Children in Years 3-6 have a dedicated problem solving session every week. This constitutes an integral part of our Mathematics curriculum. Applying mathematical knowledge to solving puzzles and real life problems helps children get engaged with Mathematics and facilitates development of their logical thinking (one of Advanced Performance Characteristics).
Problem solving has long been recognised as a practical and meaningful way to help children understand and apply Mathematics. In problem solving children demonstrate that they can:
- understand the concept of cause and effect
- apply prior learning to a problem
- recognise and can talk (or otherwise communicate) about a problem
- consider a range of possible solutions
- ask questions and select and record information relevant to the problem
- plan the steps and strategies they will use
- predict possible effects of different solutions or modifications
- respond to a problem or task using trial and error
- use a cycle of trial, error and improvement
- review what has been done and recognise the outcome (i.e. that the problem has been solved or a different course of action is needed)
Depending on their age, your child’s problem solving sessions will focus on different aspects and will use different problem solving strategies. These could include the following:
- Draw a picture, act it out, use a model
- Look for a pattern
- Make a table or chart
- Break the problem down & solve each part
- Write an equation or open number sentence
- Use logical reasoning
- Guess and check or try and adjust
- Use appropriate equipment to solve the problem e.g. measuring instrument
- Work backwards from the solution
- Make an organised, systematic list
- Solve a simpler version of the problem e.g. smaller numbers
Regardless of which strategy is used, there are some generic stages of solving a problem:
Stage 1: Understand the problem
Stage 2: Devise a plan/approach for solving the problem
Stage 3: Carry out the plan
Stage 4: Looking back and checking the solution
What have we worked on in problem solving sessions this term?
This term, children across KS2 have been practising various problem solving strategies. Look at the photos of students in Years 3-6 solving problems and read what their teachers wrote about the tasks.

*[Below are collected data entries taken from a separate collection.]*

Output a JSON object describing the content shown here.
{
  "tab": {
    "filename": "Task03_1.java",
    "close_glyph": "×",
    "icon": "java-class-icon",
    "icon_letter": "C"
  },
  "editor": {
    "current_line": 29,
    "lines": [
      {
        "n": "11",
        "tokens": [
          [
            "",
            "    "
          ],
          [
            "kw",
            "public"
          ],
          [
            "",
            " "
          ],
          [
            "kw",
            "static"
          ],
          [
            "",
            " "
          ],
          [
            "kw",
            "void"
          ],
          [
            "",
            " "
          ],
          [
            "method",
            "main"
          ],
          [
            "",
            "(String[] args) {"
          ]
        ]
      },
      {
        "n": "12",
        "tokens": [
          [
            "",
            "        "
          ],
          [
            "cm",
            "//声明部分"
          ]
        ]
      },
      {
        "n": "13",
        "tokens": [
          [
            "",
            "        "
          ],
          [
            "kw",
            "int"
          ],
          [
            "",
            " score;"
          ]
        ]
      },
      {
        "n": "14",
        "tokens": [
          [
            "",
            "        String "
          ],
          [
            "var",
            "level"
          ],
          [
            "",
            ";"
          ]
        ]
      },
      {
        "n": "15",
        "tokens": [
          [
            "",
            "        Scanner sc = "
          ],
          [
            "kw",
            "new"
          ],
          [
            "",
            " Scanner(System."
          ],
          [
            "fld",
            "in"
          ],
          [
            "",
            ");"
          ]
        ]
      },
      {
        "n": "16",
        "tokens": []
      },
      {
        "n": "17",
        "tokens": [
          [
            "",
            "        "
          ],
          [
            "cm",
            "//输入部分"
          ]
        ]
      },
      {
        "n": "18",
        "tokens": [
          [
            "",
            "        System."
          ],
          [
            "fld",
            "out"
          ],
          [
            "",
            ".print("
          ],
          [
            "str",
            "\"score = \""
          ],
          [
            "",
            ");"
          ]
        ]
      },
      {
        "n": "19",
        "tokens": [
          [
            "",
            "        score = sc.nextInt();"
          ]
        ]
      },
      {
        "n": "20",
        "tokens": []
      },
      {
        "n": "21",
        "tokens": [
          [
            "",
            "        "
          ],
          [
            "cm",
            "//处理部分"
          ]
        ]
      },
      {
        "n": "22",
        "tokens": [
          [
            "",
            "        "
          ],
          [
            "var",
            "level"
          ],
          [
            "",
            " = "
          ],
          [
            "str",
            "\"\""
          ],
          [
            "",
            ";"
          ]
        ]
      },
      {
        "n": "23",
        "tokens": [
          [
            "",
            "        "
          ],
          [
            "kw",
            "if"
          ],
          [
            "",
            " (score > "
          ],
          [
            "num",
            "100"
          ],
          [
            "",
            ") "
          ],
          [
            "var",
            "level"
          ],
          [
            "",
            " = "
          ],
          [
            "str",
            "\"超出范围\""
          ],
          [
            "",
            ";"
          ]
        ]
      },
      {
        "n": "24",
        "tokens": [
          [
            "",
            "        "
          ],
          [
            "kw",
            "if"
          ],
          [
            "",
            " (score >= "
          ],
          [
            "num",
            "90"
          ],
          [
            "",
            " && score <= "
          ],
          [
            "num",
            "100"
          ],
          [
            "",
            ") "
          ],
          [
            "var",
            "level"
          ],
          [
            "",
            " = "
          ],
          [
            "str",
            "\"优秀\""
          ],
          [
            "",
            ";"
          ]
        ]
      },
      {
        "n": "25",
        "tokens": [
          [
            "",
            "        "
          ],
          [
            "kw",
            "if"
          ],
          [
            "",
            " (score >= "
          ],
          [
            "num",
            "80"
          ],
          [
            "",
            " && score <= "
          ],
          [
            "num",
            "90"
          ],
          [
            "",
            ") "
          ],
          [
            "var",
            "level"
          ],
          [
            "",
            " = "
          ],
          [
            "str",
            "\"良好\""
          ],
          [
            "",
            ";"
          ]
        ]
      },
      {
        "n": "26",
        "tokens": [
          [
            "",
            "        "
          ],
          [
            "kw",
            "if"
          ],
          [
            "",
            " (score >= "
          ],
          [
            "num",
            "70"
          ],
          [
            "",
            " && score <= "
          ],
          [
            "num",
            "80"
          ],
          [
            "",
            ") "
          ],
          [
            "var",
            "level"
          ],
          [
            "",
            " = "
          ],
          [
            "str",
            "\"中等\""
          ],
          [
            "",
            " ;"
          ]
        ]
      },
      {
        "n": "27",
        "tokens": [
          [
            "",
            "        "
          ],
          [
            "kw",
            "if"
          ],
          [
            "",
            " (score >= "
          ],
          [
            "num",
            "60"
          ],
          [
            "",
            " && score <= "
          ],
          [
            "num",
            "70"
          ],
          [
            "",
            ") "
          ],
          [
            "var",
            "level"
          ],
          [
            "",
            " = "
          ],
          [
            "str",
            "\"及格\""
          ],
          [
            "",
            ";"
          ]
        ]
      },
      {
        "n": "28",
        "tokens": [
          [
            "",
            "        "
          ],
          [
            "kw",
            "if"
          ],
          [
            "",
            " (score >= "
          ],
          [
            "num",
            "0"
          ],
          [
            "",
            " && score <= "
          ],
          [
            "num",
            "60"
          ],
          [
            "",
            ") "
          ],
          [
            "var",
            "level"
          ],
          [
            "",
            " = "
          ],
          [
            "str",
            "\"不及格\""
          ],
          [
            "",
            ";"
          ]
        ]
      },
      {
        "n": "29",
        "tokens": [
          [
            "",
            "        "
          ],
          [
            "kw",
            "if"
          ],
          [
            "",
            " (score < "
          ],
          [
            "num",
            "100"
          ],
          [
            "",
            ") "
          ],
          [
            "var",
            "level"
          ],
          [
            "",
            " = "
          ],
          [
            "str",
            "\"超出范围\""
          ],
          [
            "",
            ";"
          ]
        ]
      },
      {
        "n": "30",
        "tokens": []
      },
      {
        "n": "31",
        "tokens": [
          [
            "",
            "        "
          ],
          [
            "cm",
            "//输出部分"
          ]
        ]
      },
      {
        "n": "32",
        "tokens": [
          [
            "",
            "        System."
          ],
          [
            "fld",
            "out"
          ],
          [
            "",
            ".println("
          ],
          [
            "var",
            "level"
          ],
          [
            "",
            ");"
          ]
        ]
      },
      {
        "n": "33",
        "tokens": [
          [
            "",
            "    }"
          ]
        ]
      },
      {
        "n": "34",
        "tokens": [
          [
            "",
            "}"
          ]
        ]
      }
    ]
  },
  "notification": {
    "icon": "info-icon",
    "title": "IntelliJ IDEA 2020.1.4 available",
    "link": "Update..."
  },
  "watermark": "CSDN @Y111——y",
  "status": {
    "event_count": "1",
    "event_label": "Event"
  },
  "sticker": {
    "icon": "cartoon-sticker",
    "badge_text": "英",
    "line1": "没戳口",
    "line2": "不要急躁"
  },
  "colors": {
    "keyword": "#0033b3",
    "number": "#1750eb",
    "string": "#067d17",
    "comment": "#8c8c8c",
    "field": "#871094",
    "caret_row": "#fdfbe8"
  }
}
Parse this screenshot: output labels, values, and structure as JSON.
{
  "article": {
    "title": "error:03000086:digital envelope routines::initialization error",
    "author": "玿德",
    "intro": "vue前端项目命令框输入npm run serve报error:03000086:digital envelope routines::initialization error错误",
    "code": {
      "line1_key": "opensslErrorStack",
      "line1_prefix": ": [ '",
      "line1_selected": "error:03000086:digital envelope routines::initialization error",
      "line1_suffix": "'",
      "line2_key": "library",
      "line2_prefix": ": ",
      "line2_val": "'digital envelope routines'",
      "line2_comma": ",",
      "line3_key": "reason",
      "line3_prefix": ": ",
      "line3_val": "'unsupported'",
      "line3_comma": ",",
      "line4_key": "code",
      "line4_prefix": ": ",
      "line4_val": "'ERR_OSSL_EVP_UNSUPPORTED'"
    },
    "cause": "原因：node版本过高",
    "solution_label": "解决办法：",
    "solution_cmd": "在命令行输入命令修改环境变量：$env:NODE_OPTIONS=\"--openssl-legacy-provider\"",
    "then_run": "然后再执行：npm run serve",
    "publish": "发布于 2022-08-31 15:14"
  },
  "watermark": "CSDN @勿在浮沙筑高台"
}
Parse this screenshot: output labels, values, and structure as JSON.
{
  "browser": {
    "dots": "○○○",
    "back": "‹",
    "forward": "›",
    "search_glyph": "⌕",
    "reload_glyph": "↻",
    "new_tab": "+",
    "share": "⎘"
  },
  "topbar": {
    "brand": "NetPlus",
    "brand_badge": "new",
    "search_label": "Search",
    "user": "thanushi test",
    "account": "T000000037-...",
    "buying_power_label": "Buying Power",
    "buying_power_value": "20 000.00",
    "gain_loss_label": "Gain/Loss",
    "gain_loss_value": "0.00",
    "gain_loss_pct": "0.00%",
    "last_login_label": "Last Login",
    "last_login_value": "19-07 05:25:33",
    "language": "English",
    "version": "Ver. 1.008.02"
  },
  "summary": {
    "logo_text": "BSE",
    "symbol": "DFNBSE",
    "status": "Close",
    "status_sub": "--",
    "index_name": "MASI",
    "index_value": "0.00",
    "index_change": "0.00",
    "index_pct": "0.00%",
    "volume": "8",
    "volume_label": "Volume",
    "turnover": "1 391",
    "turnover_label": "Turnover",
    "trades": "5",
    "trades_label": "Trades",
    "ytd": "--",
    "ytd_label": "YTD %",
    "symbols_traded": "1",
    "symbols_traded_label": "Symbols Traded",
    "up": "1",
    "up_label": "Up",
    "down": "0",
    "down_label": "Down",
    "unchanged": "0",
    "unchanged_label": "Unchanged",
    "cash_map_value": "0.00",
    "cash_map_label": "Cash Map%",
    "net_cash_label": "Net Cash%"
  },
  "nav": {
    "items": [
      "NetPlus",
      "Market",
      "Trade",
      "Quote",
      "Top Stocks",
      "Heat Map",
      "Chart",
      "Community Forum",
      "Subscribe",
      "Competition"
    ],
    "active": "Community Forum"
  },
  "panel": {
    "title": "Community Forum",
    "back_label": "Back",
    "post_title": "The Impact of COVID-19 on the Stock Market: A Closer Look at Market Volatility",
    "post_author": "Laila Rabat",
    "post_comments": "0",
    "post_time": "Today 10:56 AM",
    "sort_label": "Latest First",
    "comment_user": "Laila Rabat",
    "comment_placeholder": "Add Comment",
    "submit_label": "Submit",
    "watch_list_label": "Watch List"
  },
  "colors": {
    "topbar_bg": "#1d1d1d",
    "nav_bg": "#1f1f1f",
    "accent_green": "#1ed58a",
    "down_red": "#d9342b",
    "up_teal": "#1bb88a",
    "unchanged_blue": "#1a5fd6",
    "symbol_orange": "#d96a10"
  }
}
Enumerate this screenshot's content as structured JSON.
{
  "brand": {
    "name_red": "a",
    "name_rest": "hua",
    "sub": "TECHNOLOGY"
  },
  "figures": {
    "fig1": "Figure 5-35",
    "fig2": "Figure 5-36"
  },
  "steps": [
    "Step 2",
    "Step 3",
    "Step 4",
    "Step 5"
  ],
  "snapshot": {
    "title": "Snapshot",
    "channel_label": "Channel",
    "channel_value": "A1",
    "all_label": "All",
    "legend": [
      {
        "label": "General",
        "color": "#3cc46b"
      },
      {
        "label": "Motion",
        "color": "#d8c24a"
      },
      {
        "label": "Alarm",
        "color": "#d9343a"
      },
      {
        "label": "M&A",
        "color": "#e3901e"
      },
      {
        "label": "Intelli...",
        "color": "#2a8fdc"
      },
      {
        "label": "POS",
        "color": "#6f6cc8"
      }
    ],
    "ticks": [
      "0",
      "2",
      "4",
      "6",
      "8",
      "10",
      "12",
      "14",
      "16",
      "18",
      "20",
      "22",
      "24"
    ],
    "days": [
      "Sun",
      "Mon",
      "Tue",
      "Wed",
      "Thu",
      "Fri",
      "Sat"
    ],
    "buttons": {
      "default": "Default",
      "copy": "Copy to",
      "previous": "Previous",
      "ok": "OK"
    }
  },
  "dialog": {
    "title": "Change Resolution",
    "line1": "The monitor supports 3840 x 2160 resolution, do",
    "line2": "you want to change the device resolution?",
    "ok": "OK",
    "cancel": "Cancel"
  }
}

In Year 3 children focused on drawing up tables so that the pattern could be clearly seen in their investigations. Then the students reflected on the problem, writing down what they found and if there was another way they could solve the problem. Then they checked to see if the answer matched the question.
In Year 4 students practised the ‘guess and check’ problem solving strategy. Children used their knowledge of number bonds to speculate about possible realistic solutions to a practical problem. Then they checked different possible solutions and choose the correct one.
In Year 5 children were investigating finding alternative answers to some challenges in shape problems. They enjoyed experimenting with a Chinese Tangram puzzle and rearranging multiple Queens in a chess-based spatial activity called ‘8 Queens’.
In Year 6 the main objective was to develop strategies for solving problems and use these strategies both in working within mathematics and in applying mathematics to practical contexts. The focus was on thinking ‘outside the box’ to decide how to approach the problem but keeping the work systematic.
Mathematics house challenge for students in Years 3-6
Practise problem solving at home to receive house points. Click below to download a problem for your year group. Print it and solve it. Remember to show how you found the solution. Return it to the special box in Mrs. Britton’s classroom, room 129 by October 20th. Each entry which clearly shows how you solved the problem will be awarded with a house point. The house with the largest number of entries will receive bonus points. You can try to solve all the problems but you can only get a house point for solving a problem for your year group.